A Fijian community leader in New Zealand, Sai Lealea, tells Radio Australia's Bruce Hill that indigenous Fijians and Indo-Fijians are worried about travel arrangements and visa processing times, especially with the busy holiday season coming up.
SAI LEALEA: In my case, I have got a nephew who is waiting in a couple of weeks time and efforts to try and get some relatives over. With what has happened, impacts on kind of services provided by the High Commission in Fiji, it is going to make life a bit difficult for those wanting to organise travel. There is going to be a protracted period, other requirements, administrative requirements, lodging applications and these are people who have to travel from afar to come to Suva, make arrangements to book their travel as well as meet the requirements for the High Commission to enable them to travel, in terms of police check, medical examination and what have you. So at the practical level, these are the things that could easily happen and now people are worried about those things. And, of course, with the festive season, coming up to Christmas, that's going to be greatly felt.
BRUCE HILL: Who do New Zealand-Fijians blame mainly for this situation, Commodore Bainimarama or the New Zealand Prime Minister, John Key and the Australian Government?
LEALEA: The question one has to ask and I know a lot of people are asking, what has Fiji got to gain by this kind of tactic by Bainimarama? I mean Australia and New Zealand are long term friends of Fiji, no question about that and they have never had any problem with Fiji before. It is the government, not the people, it's the government of this illegal regime in Fiji that is having trouble, because it cannot be trusted.
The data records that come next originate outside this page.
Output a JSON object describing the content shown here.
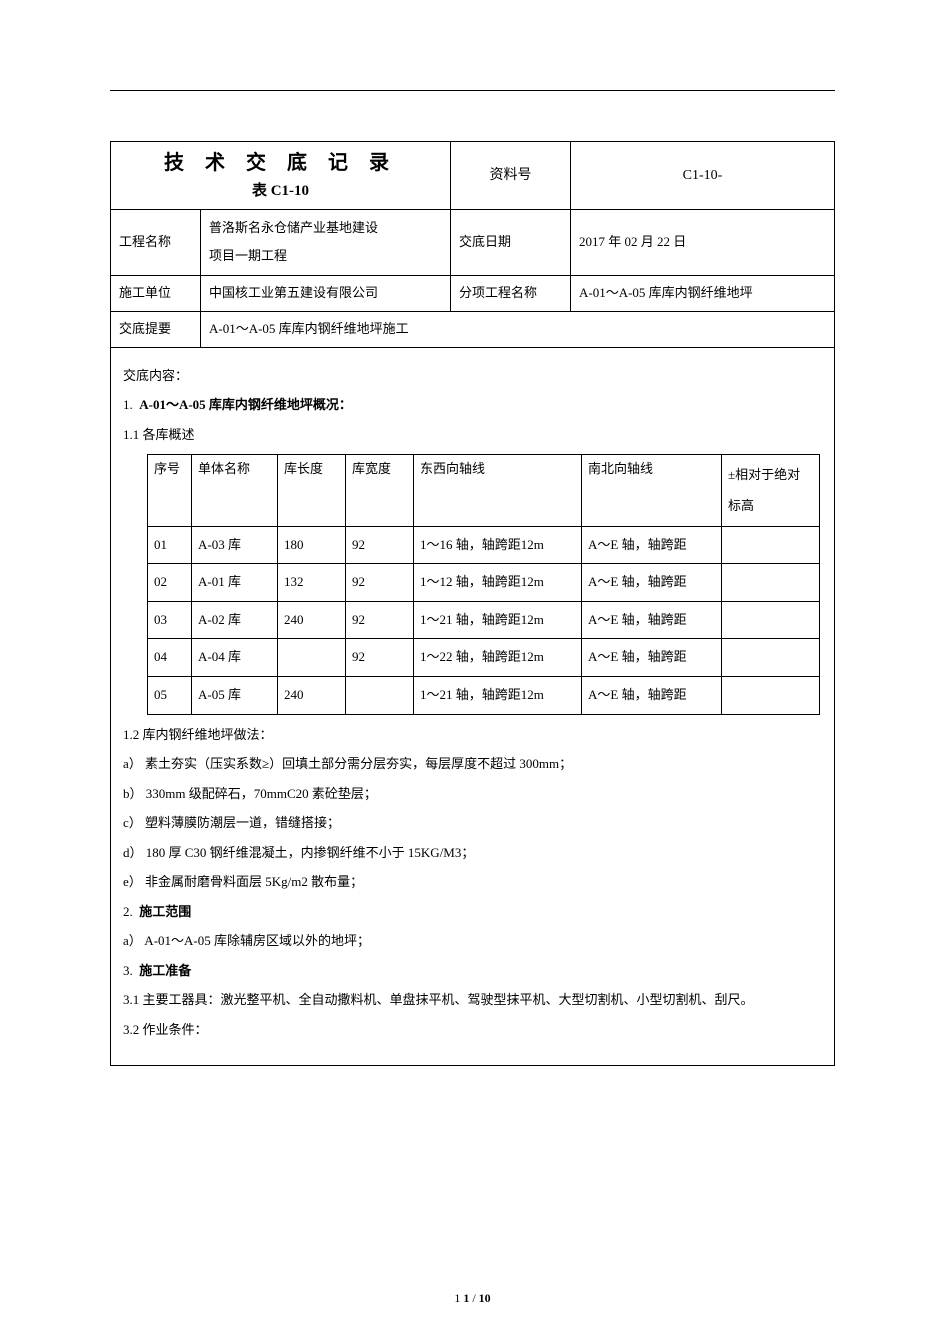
{
  "header": {
    "title_main": "技 术 交 底 记 录",
    "title_sub": "表 C1-10",
    "doc_no_label": "资料号",
    "doc_no_value": "C1-10-",
    "project_label": "工程名称",
    "project_value_line1": "普洛斯名永仓储产业基地建设",
    "project_value_line2": "项目一期工程",
    "date_label": "交底日期",
    "date_value": "2017 年 02 月 22 日",
    "contractor_label": "施工单位",
    "contractor_value": "中国核工业第五建设有限公司",
    "subitem_label": "分项工程名称",
    "subitem_value": "A-01～A-05 库库内钢纤维地坪",
    "summary_label": "交底提要",
    "summary_value": "A-01～A-05 库库内钢纤维地坪施工"
  },
  "body": {
    "content_label": "交底内容：",
    "sec1_title": "A-01～A-05 库库内钢纤维地坪概况：",
    "sec1_num": "1.",
    "sec1_1_title": "1.1 各库概述",
    "table_headers": {
      "no": "序号",
      "name": "单体名称",
      "len": "库长度",
      "wid": "库宽度",
      "ew": "东西向轴线",
      "ns": "南北向轴线",
      "elev": "±相对于绝对标高"
    },
    "rows": [
      {
        "no": "01",
        "name": "A-03 库",
        "len": "180",
        "wid": "92",
        "ew": "1～16 轴，轴跨距12m",
        "ns": "A～E 轴，轴跨距",
        "elev": ""
      },
      {
        "no": "02",
        "name": "A-01 库",
        "len": "132",
        "wid": "92",
        "ew": "1～12 轴，轴跨距12m",
        "ns": "A～E 轴，轴跨距",
        "elev": ""
      },
      {
        "no": "03",
        "name": "A-02 库",
        "len": "240",
        "wid": "92",
        "ew": "1～21 轴，轴跨距12m",
        "ns": "A～E 轴，轴跨距",
        "elev": ""
      },
      {
        "no": "04",
        "name": "A-04 库",
        "len": "",
        "wid": "92",
        "ew": "1～22 轴，轴跨距12m",
        "ns": "A～E 轴，轴跨距",
        "elev": ""
      },
      {
        "no": "05",
        "name": "A-05 库",
        "len": "240",
        "wid": "",
        "ew": "1～21 轴，轴跨距12m",
        "ns": "A～E 轴，轴跨距",
        "elev": ""
      }
    ],
    "sec1_2_title": "1.2 库内钢纤维地坪做法：",
    "item_a": "a）  素土夯实（压实系数≥）回填土部分需分层夯实，每层厚度不超过 300mm；",
    "item_b": "b）  330mm 级配碎石，70mmC20 素砼垫层；",
    "item_c": "c）  塑料薄膜防潮层一道，错缝搭接；",
    "item_d": "d）  180 厚 C30 钢纤维混凝土，内掺钢纤维不小于 15KG/M3；",
    "item_e": "e）  非金属耐磨骨料面层 5Kg/m2 散布量；",
    "sec2_num": "2.",
    "sec2_title": "施工范围",
    "sec2_a": "a）  A-01～A-05 库除辅房区域以外的地坪；",
    "sec3_num": "3.",
    "sec3_title": "施工准备",
    "sec3_1": "3.1 主要工器具：激光整平机、全自动撒料机、单盘抹平机、驾驶型抹平机、大型切割机、小型切割机、刮尺。",
    "sec3_2": "3.2 作业条件："
  },
  "footer": {
    "page_cur": "1",
    "page_bold": "1",
    "page_total": "10"
  }
}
New Zealand and Australia have only the best motives and try to assist the people of Fiji and as I just said, we have a government in Fiji that is illegally, that is just being led by somebody who just doesn't want to listen, who thinks he can intimidate and brag about dealing to New Zealand and Australia.
HILL: Is the Fijian community fairly united in this or is this just perhaps your opinion?
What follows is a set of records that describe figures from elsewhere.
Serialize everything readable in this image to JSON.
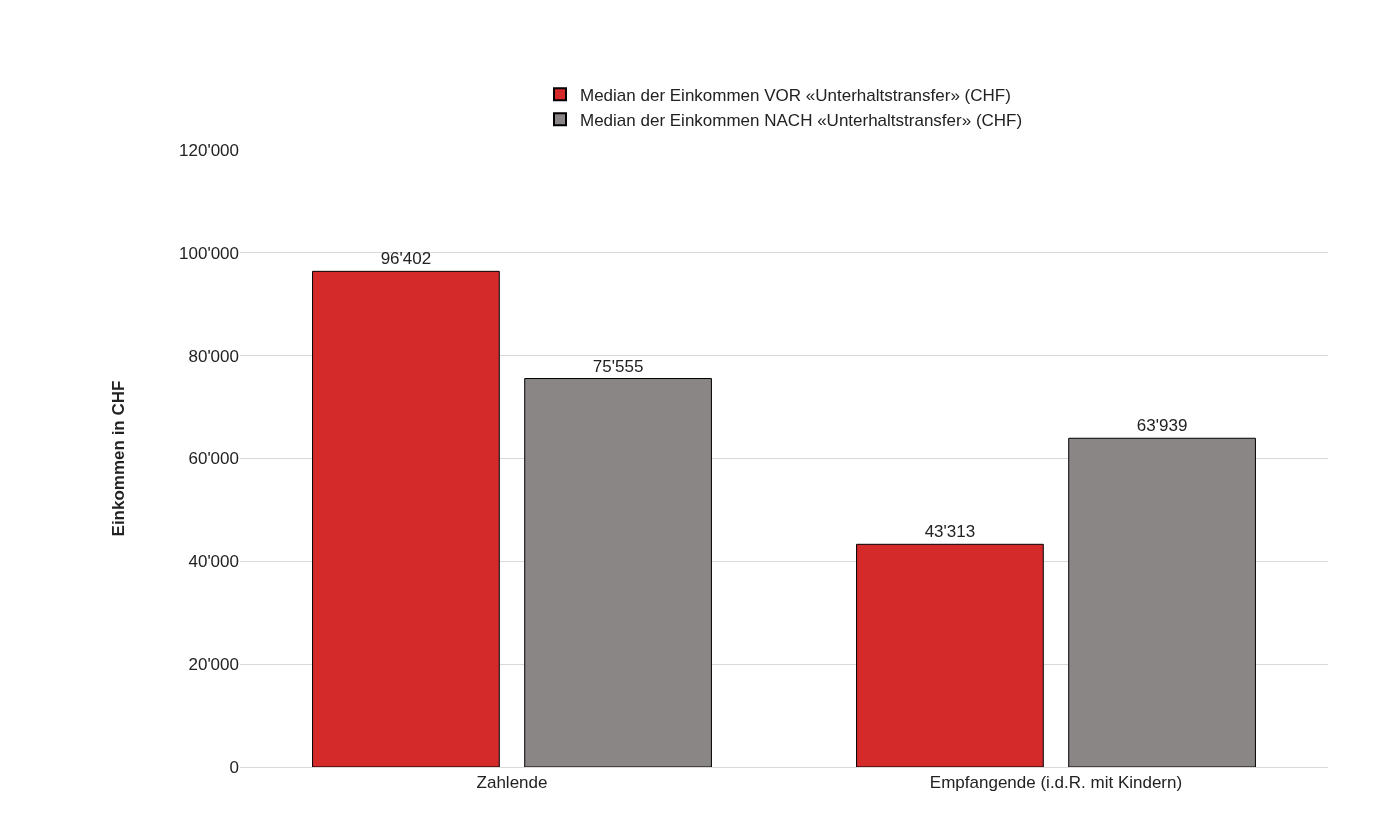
{
  "chart_data": {
    "type": "bar",
    "ylabel": "Einkommen in CHF",
    "categories": [
      "Zahlende",
      "Empfangende (i.d.R. mit Kindern)"
    ],
    "series": [
      {
        "name": "Median der Einkommen VOR «Unterhaltstransfer» (CHF)",
        "color": "#d42a2a",
        "values": [
          96402,
          43313
        ],
        "value_labels": [
          "96'402",
          "43'313"
        ]
      },
      {
        "name": "Median der Einkommen NACH «Unterhaltstransfer» (CHF)",
        "color": "#8a8685",
        "values": [
          75555,
          63939
        ],
        "value_labels": [
          "75'555",
          "63'939"
        ]
      }
    ],
    "ylim": [
      0,
      120000
    ],
    "yticks": [
      {
        "value": 0,
        "label": "0"
      },
      {
        "value": 20000,
        "label": "20'000"
      },
      {
        "value": 40000,
        "label": "40'000"
      },
      {
        "value": 60000,
        "label": "60'000"
      },
      {
        "value": 80000,
        "label": "80'000"
      },
      {
        "value": 100000,
        "label": "100'000"
      },
      {
        "value": 120000,
        "label": "120'000"
      }
    ],
    "grid": "y",
    "legend": "top"
  }
}
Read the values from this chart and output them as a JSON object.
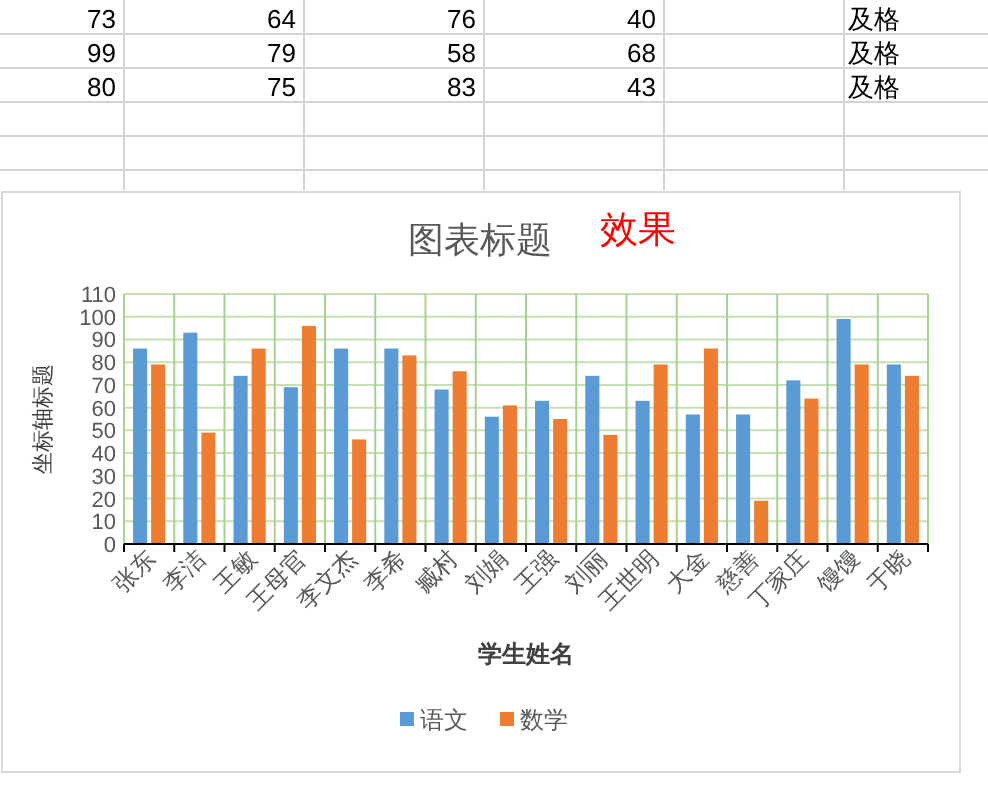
{
  "chart_data": {
    "type": "bar",
    "title": "图表标题",
    "xlabel": "学生姓名",
    "ylabel": "坐标轴标题",
    "categories": [
      "张东",
      "李洁",
      "王敏",
      "王母官",
      "李文杰",
      "李希",
      "臧村",
      "刘娟",
      "王强",
      "刘丽",
      "王世明",
      "大金",
      "慈善",
      "丁家庄",
      "馒馒",
      "于晓"
    ],
    "series": [
      {
        "name": "语文",
        "color": "#5b9bd5",
        "values": [
          86,
          93,
          74,
          69,
          86,
          86,
          68,
          56,
          63,
          74,
          63,
          57,
          57,
          72,
          99,
          79
        ]
      },
      {
        "name": "数学",
        "color": "#ed7d31",
        "values": [
          79,
          49,
          86,
          96,
          46,
          83,
          76,
          61,
          55,
          48,
          79,
          86,
          19,
          64,
          79,
          74
        ]
      }
    ],
    "ylim": [
      0,
      110
    ],
    "yticks": [
      0,
      10,
      20,
      30,
      40,
      50,
      60,
      70,
      80,
      90,
      100,
      110
    ],
    "grid": true,
    "legend": "bottom",
    "annotations": [
      "效果",
      "73",
      "64",
      "76",
      "40",
      "及格",
      "99",
      "79",
      "58",
      "68",
      "及格",
      "80",
      "75",
      "83",
      "43",
      "及格"
    ]
  }
}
LEALEA: Well, it is no question it is my opinion, but I know it is widely shared. We're having trouble during this instant, during this period of illegal government in Fiji. I mean if you take Fiji's development over the years, you know you can trace back Australia and New Zealand's involvement. So there is no question about overall support for Australia and New Zealand having been good friends of Fiji. What we are having trouble with is illegal regimes who have come into power in Fiji through the point of guns, so there is something widely shared and the people have long memories about those.
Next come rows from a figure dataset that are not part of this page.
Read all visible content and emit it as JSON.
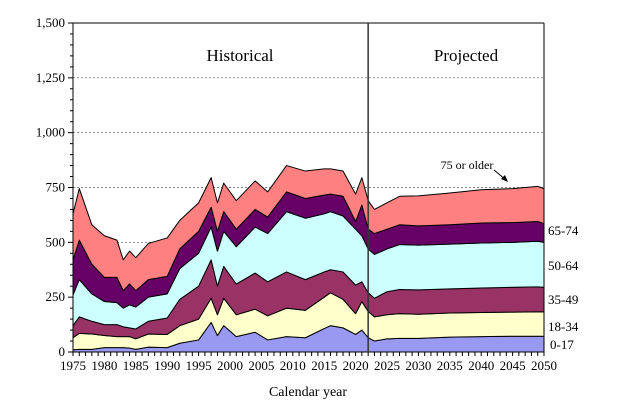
{
  "chart_data": {
    "type": "area",
    "stacked": true,
    "xlabel": "Calendar year",
    "ylabel": "",
    "xlim": [
      1975,
      2050
    ],
    "ylim": [
      0,
      1500
    ],
    "y_ticks": [
      "0",
      "250",
      "500",
      "750",
      "1,000",
      "1,250",
      "1,500"
    ],
    "x_ticks": [
      "1975",
      "1980",
      "1985",
      "1990",
      "1995",
      "2000",
      "2005",
      "2010",
      "2015",
      "2020",
      "2025",
      "2030",
      "2035",
      "2040",
      "2045",
      "2050"
    ],
    "grid": "horizontal dashed",
    "divider_year": 2022,
    "region_labels": [
      "Historical",
      "Projected"
    ],
    "annotation": "75 or older",
    "x": [
      1975,
      1976,
      1978,
      1980,
      1982,
      1983,
      1984,
      1985,
      1987,
      1990,
      1992,
      1995,
      1997,
      1998,
      1999,
      2001,
      2004,
      2006,
      2009,
      2012,
      2015,
      2016,
      2018,
      2020,
      2021,
      2022,
      2023,
      2025,
      2027,
      2030,
      2035,
      2040,
      2045,
      2049,
      2050
    ],
    "series": [
      {
        "name": "0-17",
        "color": "#9999f2",
        "values": [
          10,
          12,
          12,
          20,
          20,
          20,
          18,
          12,
          22,
          20,
          40,
          55,
          135,
          75,
          120,
          70,
          90,
          55,
          70,
          65,
          107,
          120,
          110,
          80,
          100,
          65,
          50,
          60,
          62,
          62,
          68,
          70,
          72,
          72,
          72
        ]
      },
      {
        "name": "18-34",
        "color": "#ffffcc",
        "values": [
          55,
          73,
          70,
          55,
          50,
          50,
          52,
          48,
          60,
          60,
          80,
          95,
          110,
          95,
          125,
          100,
          105,
          110,
          130,
          125,
          143,
          150,
          130,
          95,
          130,
          120,
          110,
          110,
          113,
          110,
          110,
          110,
          110,
          111,
          111
        ]
      },
      {
        "name": "35-49",
        "color": "#993366",
        "values": [
          55,
          75,
          58,
          50,
          55,
          45,
          40,
          45,
          58,
          75,
          120,
          150,
          175,
          130,
          145,
          140,
          165,
          155,
          165,
          140,
          115,
          105,
          125,
          130,
          90,
          85,
          85,
          105,
          110,
          111,
          110,
          112,
          113,
          114,
          112
        ]
      },
      {
        "name": "50-64",
        "color": "#ccffff",
        "values": [
          140,
          170,
          125,
          105,
          100,
          85,
          105,
          100,
          110,
          110,
          140,
          150,
          150,
          160,
          160,
          170,
          210,
          220,
          275,
          280,
          265,
          265,
          255,
          255,
          210,
          200,
          200,
          195,
          205,
          204,
          204,
          205,
          205,
          208,
          205
        ]
      },
      {
        "name": "65-74",
        "color": "#660066",
        "values": [
          160,
          180,
          135,
          110,
          115,
          80,
          95,
          75,
          80,
          80,
          90,
          100,
          90,
          90,
          90,
          80,
          80,
          75,
          90,
          90,
          85,
          80,
          90,
          35,
          140,
          90,
          95,
          90,
          90,
          88,
          88,
          91,
          90,
          90,
          85
        ]
      },
      {
        "name": "75 or older",
        "color": "#ff8080",
        "values": [
          210,
          235,
          180,
          190,
          170,
          140,
          150,
          150,
          165,
          175,
          130,
          130,
          135,
          130,
          130,
          130,
          130,
          115,
          120,
          125,
          120,
          115,
          115,
          125,
          125,
          130,
          110,
          120,
          130,
          137,
          145,
          152,
          155,
          160,
          160
        ]
      }
    ],
    "series_labels": [
      "65-74",
      "50-64",
      "35-49",
      "18-34",
      "0-17"
    ]
  }
}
HILL: I understand that you have actually launched a campaign within the New Zealand-Fijian community to get that community to publicly support the New Zealand Prime Minister, John Key, in his approach to Fiji?
LEALEA: Yes, it is really just promoting, publicising the avenue which people could voice their opinion and their support to the New Zealand Government in its effort to maintain its course and direction on Fiji and that direction is mainly about tightening up on those sanctions. So the effort really is to showing people how to email the prime minister of New Zealand directly and just suggesting, just a couple of paragraphs or three stating their points of view, because it is important for New Zealand, certainly the prime minister to know that the people from Fiji here who endorse, who love Fiji, would like to see Fiji return to its rightful place as a democratic country in the Pacific.